Unfortunately, those who followed Granville’s advice for the next 25 years didn’t fare so well. Joe, who is now 82, never called a market turn right again. According to the Hulbert Financial Digest’s rankings for performance over the past 25 years, Joe has lost his readers 20% per year on an annualized basis. Ouch!
Still, the recent market crash has produced a fresh batch of people who are vowing never to listen to the “buy and hold” guys ever again. Bill O’Reilly of Fox News is one of them. Many investment advisors are among them, too. Those disillusioned investors and advisors are in search of a new investment philosophy and will be happy to line up at the door of those who “got it right” in hopes of earning back what they’ve lost.
Of course, it will take them years to realize that their newfound guru of market timing has feet of clay. While they watch the “buy and hold” investors recover from the losses, the chances are they will watch their own losses continue to mount. Eventually, the gravy train will stop for the new gurus when their dedicated disciples become dismayed with their annual returns and realize that the gurus have never hit a market top and bottom again since their great calls in the Global Market Crash of 2008.

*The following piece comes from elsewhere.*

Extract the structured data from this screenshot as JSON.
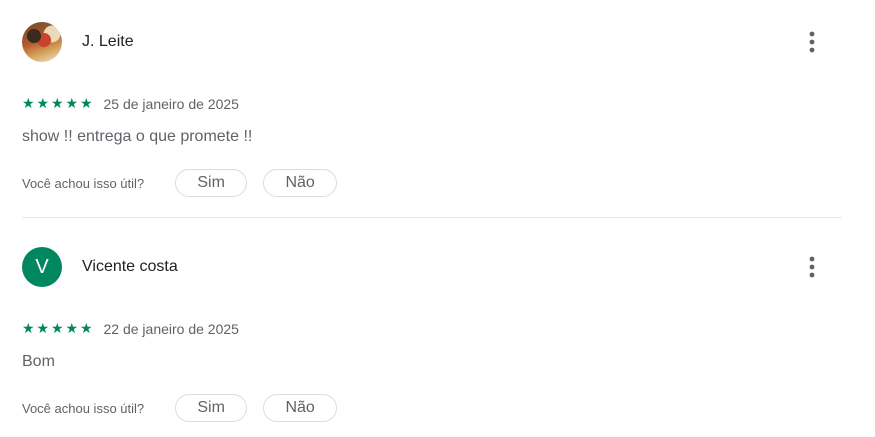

Market timing is a loser’s game for most who play it. However, probability dictates that someone will always make the call to get out at a market top and get in at a market bottom. There will be others who got close enough for bragging rights who will cash in, too.
Whoever the new gurus are, they will in no way acknowledge that their success was just pure, random luck. They will vehemently argue it was produced by the way they sliced and diced various investment data and their proprietary formulas. They will explain in great detail how they “saw this coming.”
Of course, their timely advice going forward can be yours, at a price. The newest profit prophets of investment prognostication will be born.
Trust me, if I knew a market-timing formula that would work, I would be using it right now. But I don’t. Neither, as far as I know, does anyone else. Exciting or not, charismatic gurus or not, buy and hold is still the wise way to go.